Romer is voorstander van het open en transparant delen van informatie, zoals data, en daar ook financiering voor te verschaffen van de kant van de overheid. Door de kracht van ideeën zullen we onze medemens niet langer als een rivaal zien, maar als bondgenoot. Het belangrijkste vindt Romer morele vooruitgang, waarin het niet meer gaat over wat we hebben, maar wie wij zijn. Niet alleen tegenover mensen maar ook andere levende wezens.[4]

Sinds de Verlichting zijn wetenschap en de democratie nog nooit zo bedreigd geweest als nu.
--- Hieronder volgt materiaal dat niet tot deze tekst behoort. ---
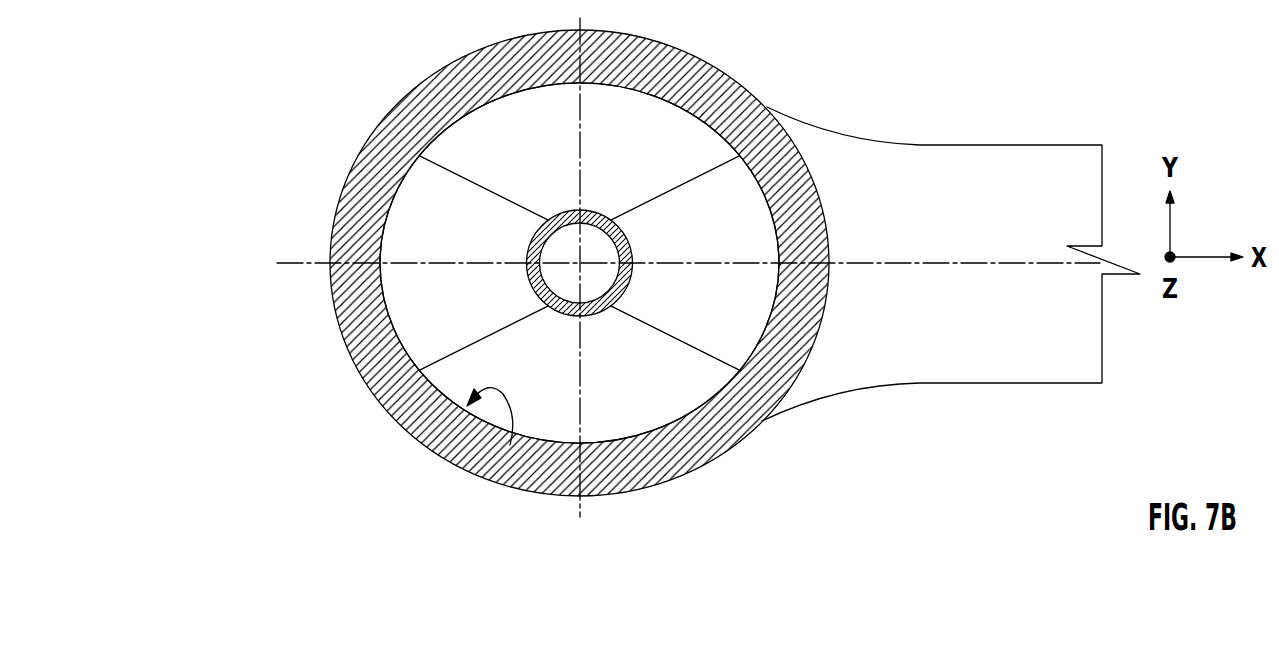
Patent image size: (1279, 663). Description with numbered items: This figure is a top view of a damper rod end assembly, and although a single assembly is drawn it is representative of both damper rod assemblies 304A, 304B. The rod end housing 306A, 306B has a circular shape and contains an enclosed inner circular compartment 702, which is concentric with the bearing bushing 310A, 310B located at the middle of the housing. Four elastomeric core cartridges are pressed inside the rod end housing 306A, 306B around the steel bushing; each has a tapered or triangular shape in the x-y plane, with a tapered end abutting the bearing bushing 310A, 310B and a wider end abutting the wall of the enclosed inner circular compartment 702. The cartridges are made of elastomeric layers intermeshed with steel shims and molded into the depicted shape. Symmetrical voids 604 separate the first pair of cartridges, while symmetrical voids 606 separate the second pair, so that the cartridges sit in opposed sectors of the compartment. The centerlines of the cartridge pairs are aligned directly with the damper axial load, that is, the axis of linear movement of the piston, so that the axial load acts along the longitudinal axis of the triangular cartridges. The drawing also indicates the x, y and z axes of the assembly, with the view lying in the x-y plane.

The damper rod assembly 304A is at (639, 281).
The damper rod assembly 304B is at (639, 281).
The rod end housing 306A is at (528, 263).
The rod end housing 306B is at (380, 405).
The bearing bushing 310A is at (471, 178).
The bearing bushing 310B is at (560, 213).
The symmetrical voids 604 is at (580, 279).
The symmetrical voids 606 is at (658, 150).
The inner circular compartment 702 is at (510, 445).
Dit komt door de macht van de markteconomie, waarin technologische vindingen weliswaar steeds opnieuw gebruikt worden, maar niet onderworpen zijn aan democratische controle. Romer gold lange tijd als favoriete econoom van Silicon Valley, omdat hij het idee van innovaties als brandstof van de moderne economie zou omarmen. Op latere leeftijd veranderde hij van inzicht en zei dat de techbedrijven juist een verlammende werking op innovatie hebben. Hij is voorstander van zwaardere belastingen voor bedrijven als Google en Facebook.[9]

Regelmatig krijgt hij het verwijt dat hij overdreven optimistisch is en geen oog heeft voor de realiteit. Maar het academische model werkt nog steeds, aldus Romer, al zijn er er meer mensen nodig in de wetenschap en hun productiviteit moet omhoog. Zij kunnen het leven op aarde beter maken en iedereen ervan laten profiteren.